Сегодня запланировано утреннее посещение больницы. Никого в этом мире у меня не осталось, и если я замкнусь на обществе самого себя, то долго протянуть не сумею. В больнице чисто и светло, и её обитатели обыкновенно скучают, если состояние позволяет им скучать. Мне нравится их утешать и успокаивать, слушать их истории и проронить слезу на неожиданные откровения. И больные ценят моё присутствие и охотно выговариваются. Меня в больнице хорошо знают, без колебаний впуская в палаты.

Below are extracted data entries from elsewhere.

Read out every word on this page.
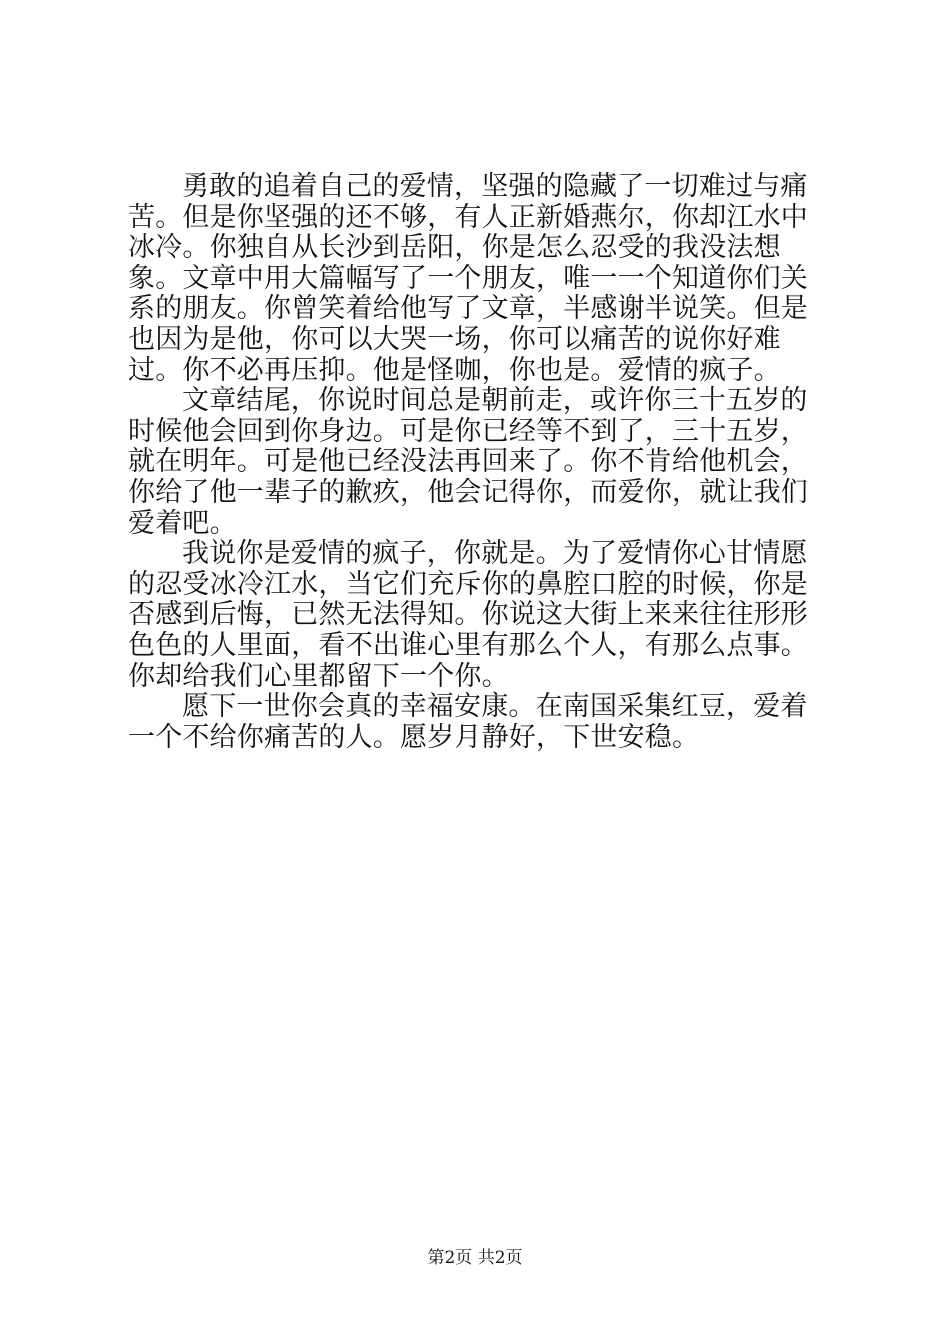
勇敢的追着自己的爱情，坚强的隐藏了一切难过与痛苦。但是你坚强的还不够，有人正新婚燕尔，你却江水中冰冷。你独自从长沙到岳阳，你是怎么忍受的我没法想象。文章中用大篇幅写了一个朋友，唯一一个知道你们关系的朋友。你曾笑着给他写了文章，半感谢半说笑。但是也因为是他，你可以大哭一场，你可以痛苦的说你好难过。你不必再压抑。他是怪咖，你也是。爱情的疯子。

文章结尾，你说时间总是朝前走，或许你三十五岁的时候他会回到你身边。可是你已经等不到了，三十五岁，就在明年。可是他已经没法再回来了。你不肯给他机会，你给了他一辈子的歉疚，他会记得你，而爱你，就让我们爱着吧。

我说你是爱情的疯子，你就是。为了爱情你心甘情愿的忍受冰冷江水，当它们充斥你的鼻腔口腔的时候，你是否感到后悔，已然无法得知。你说这大街上来来往往形形色色的人里面，看不出谁心里有那么个人，有那么点事。你却给我们心里都留下一个你。

愿下一世你会真的幸福安康。在南国采集红豆，爱着一个不给你痛苦的人。愿岁月静好，下世安稳。

第2页 共2页
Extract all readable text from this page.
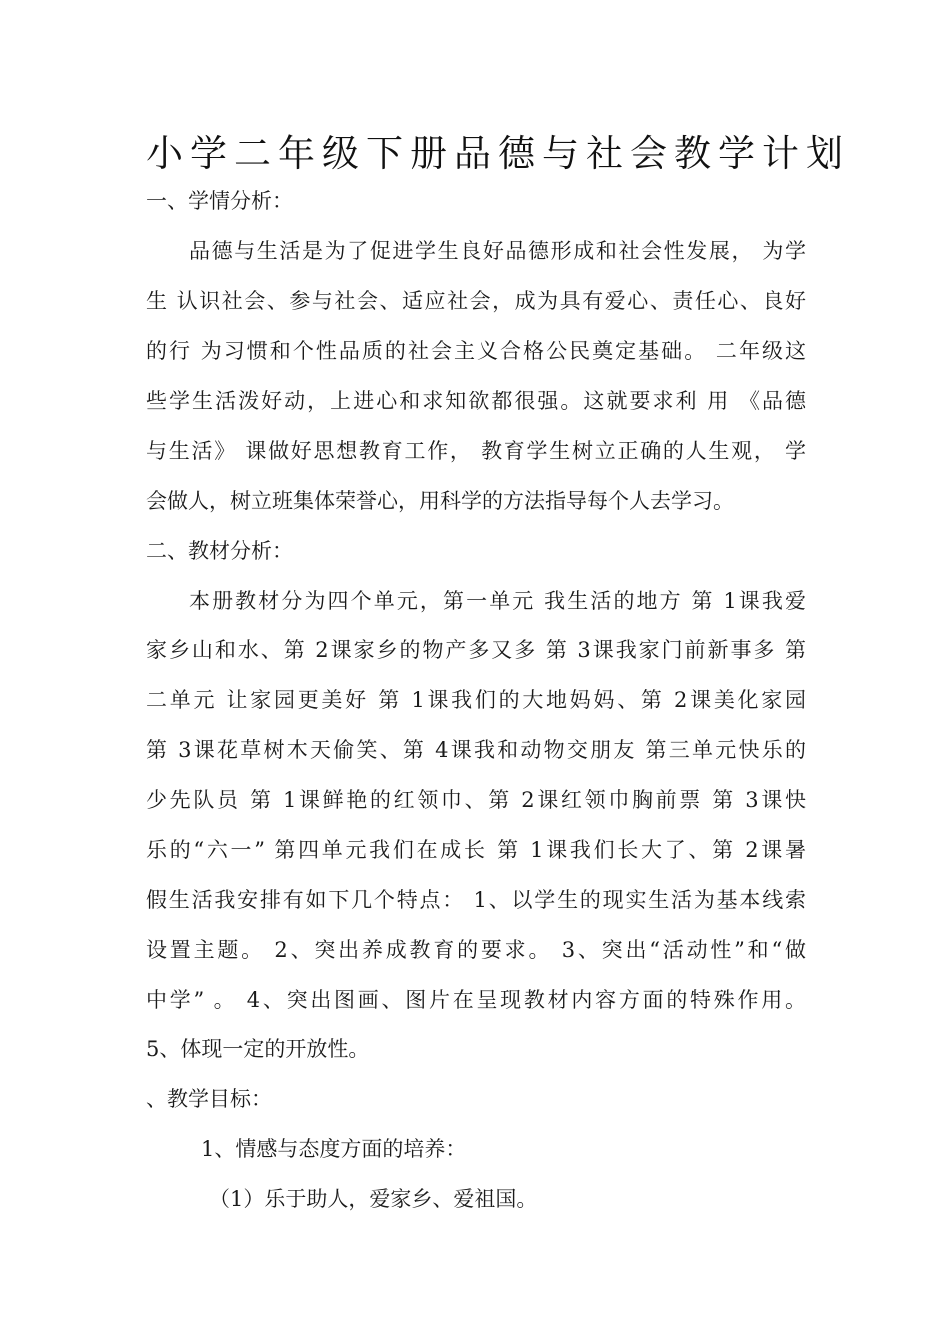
小学二年级下册品德与社会教学计划
一、学情分析：
品德与生活是为了促进学生良好品德形成和社会性发展， 为学
生 认识社会、参与社会、适应社会，成为具有爱心、责任心、良好
的行 为习惯和个性品质的社会主义合格公民奠定基础。 二年级这
些学生活泼好动，上进心和求知欲都很强。这就要求利 用 《品德
与生活》 课做好思想教育工作， 教育学生树立正确的人生观， 学
会做人，树立班集体荣誉心，用科学的方法指导每个人去学习。
二、教材分析：
本册教材分为四个单元，第一单元 我生活的地方 第 1课我爱
家乡山和水、第 2课家乡的物产多又多 第 3课我家门前新事多 第
二单元 让家园更美好 第 1课我们的大地妈妈、第 2课美化家园
第 3课花草树木天偷笑、第 4课我和动物交朋友 第三单元快乐的
少先队员 第 1课鲜艳的红领巾、第 2课红领巾胸前票 第 3课快
乐的“六一” 第四单元我们在成长 第 1课我们长大了、第 2课暑
假生活我安排有如下几个特点： 1、以学生的现实生活为基本线索
设置主题。 2、突出养成教育的要求。 3、突出“活动性”和“做
中学” 。 4、突出图画、图片在呈现教材内容方面的特殊作用。
5、体现一定的开放性。
、教学目标：
1、情感与态度方面的培养：
（1）乐于助人，爱家乡、爱祖国。
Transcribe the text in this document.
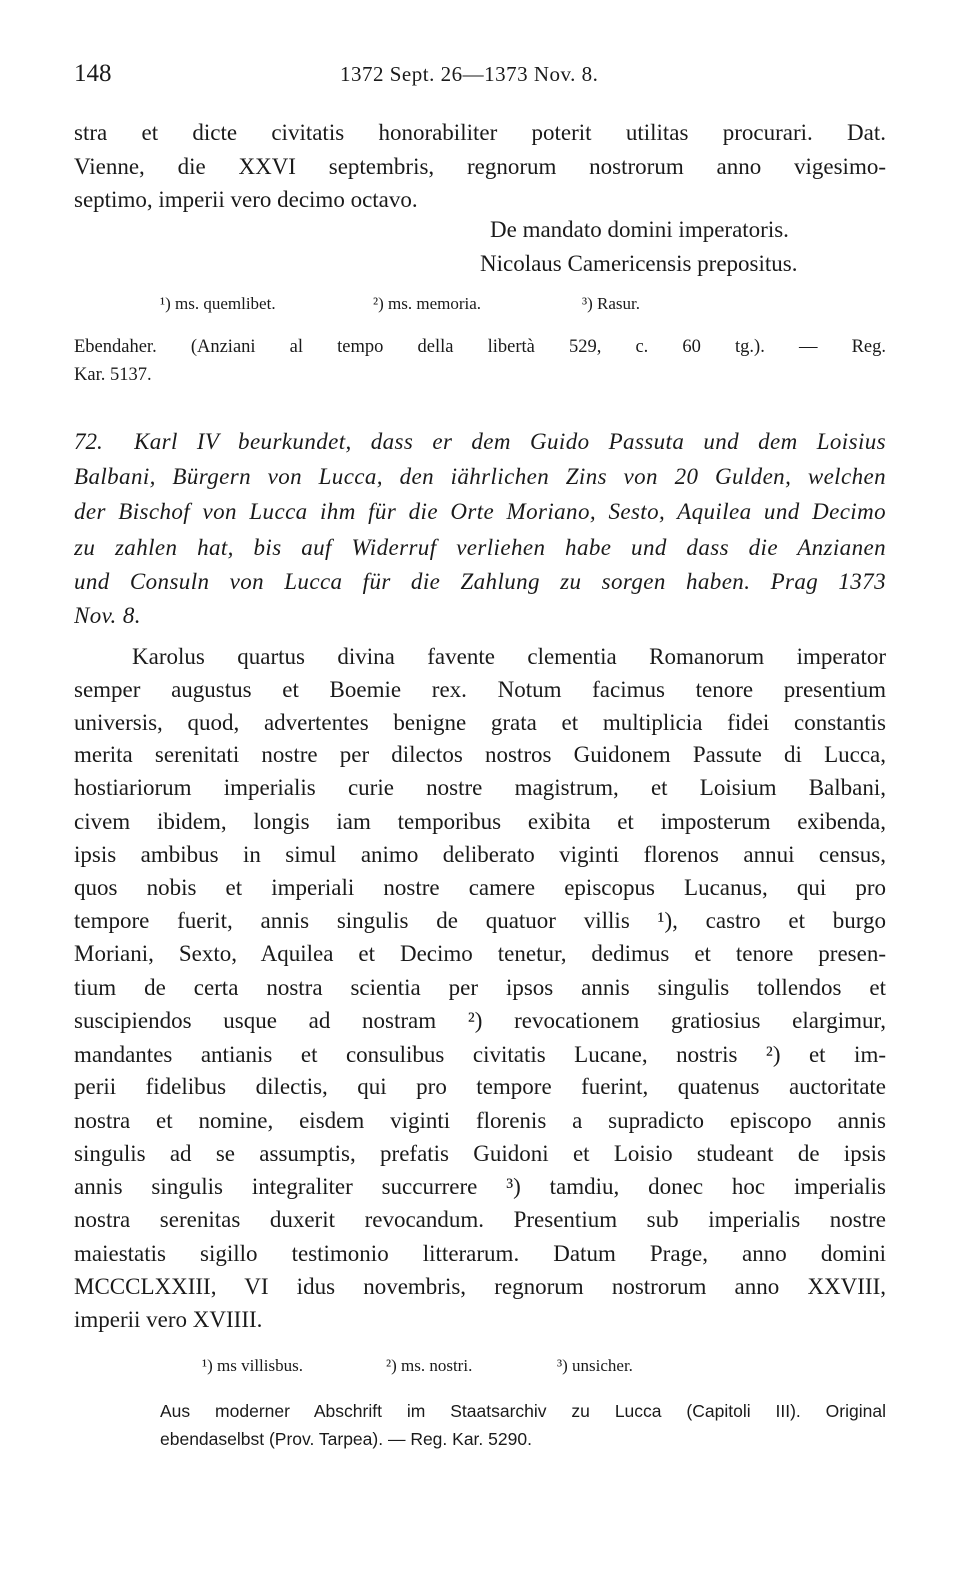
148	1372 Sept. 26—1373 Nov. 8.
stra et dicte civitatis honorabiliter poterit utilitas procurari. Dat.
Vienne, die XXVI septembris, regnorum nostrorum anno vigesimo-
septimo, imperii vero decimo octavo.
De mandato domini imperatoris.
Nicolaus Camericensis prepositus.
¹) ms. quemlibet.	²) ms. memoria.	³) Rasur.
Ebendaher. (Anziani al tempo della libertà 529, c. 60 tg.). — Reg.
Kar. 5137.
Karl IV beurkundet, dass er dem Guido Passuta und dem Loisius
72.
Balbani, Bürgern von Lucca, den iährlichen Zins von 20 Gulden, welchen
der Bischof von Lucca ihm für die Orte Moriano, Sesto, Aquilea und Decimo
zu zahlen hat, bis auf Widerruf verliehen habe und dass die Anzianen
und Consuln von Lucca für die Zahlung zu sorgen haben. Prag 1373
Nov. 8.
Karolus quartus divina favente clementia Romanorum imperator
semper augustus et Boemie rex. Notum facimus tenore presentium
universis, quod, advertentes benigne grata et multiplicia fidei constantis
merita serenitati nostre per dilectos nostros Guidonem Passute di Lucca,
hostiariorum imperialis curie nostre magistrum, et Loisium Balbani,
civem ibidem, longis iam temporibus exibita et imposterum exibenda,
ipsis ambibus in simul animo deliberato viginti florenos annui census,
quos nobis et imperiali nostre camere episcopus Lucanus, qui pro
tempore fuerit, annis singulis de quatuor villis ¹), castro et burgo
Moriani, Sexto, Aquilea et Decimo tenetur, dedimus et tenore presen-
tium de certa nostra scientia per ipsos annis singulis tollendos et
suscipiendos usque ad nostram ²) revocationem gratiosius elargimur,
mandantes antianis et consulibus civitatis Lucane, nostris ²) et im-
perii fidelibus dilectis, qui pro tempore fuerint, quatenus auctoritate
nostra et nomine, eisdem viginti florenis a supradicto episcopo annis
singulis ad se assumptis, prefatis Guidoni et Loisio studeant de ipsis
annis singulis integraliter succurrere ³) tamdiu, donec hoc imperialis
nostra serenitas duxerit revocandum. Presentium sub imperialis nostre
maiestatis sigillo testimonio litterarum. Datum Prage, anno domini
MCCCLXXIII, VI idus novembris, regnorum nostrorum anno XXVIII,
imperii vero XVIIII.
¹) ms villisbus.	²) ms. nostri.	³) unsicher.
Aus moderner Abschrift im Staatsarchiv zu Lucca (Capitoli III). Original
ebendaselbst (Prov. Tarpea). — Reg. Kar. 5290.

Я шаркал ногами по блестящему белому полу, поднявшись на третий этаж больницы. Ко мне подошла София, медсестра с приятной внешностью и детской лёгкой походкой. Её чёрные кудри как всегда сильно пахли духами. Она известила меня, что сегодня в седьмую палату прибыл новый больной. Я поблагодарил Софию за предоставленную информацию, она кротко улыбнулась и поспешно удалилась. За ней потянулся ароматный шлейф.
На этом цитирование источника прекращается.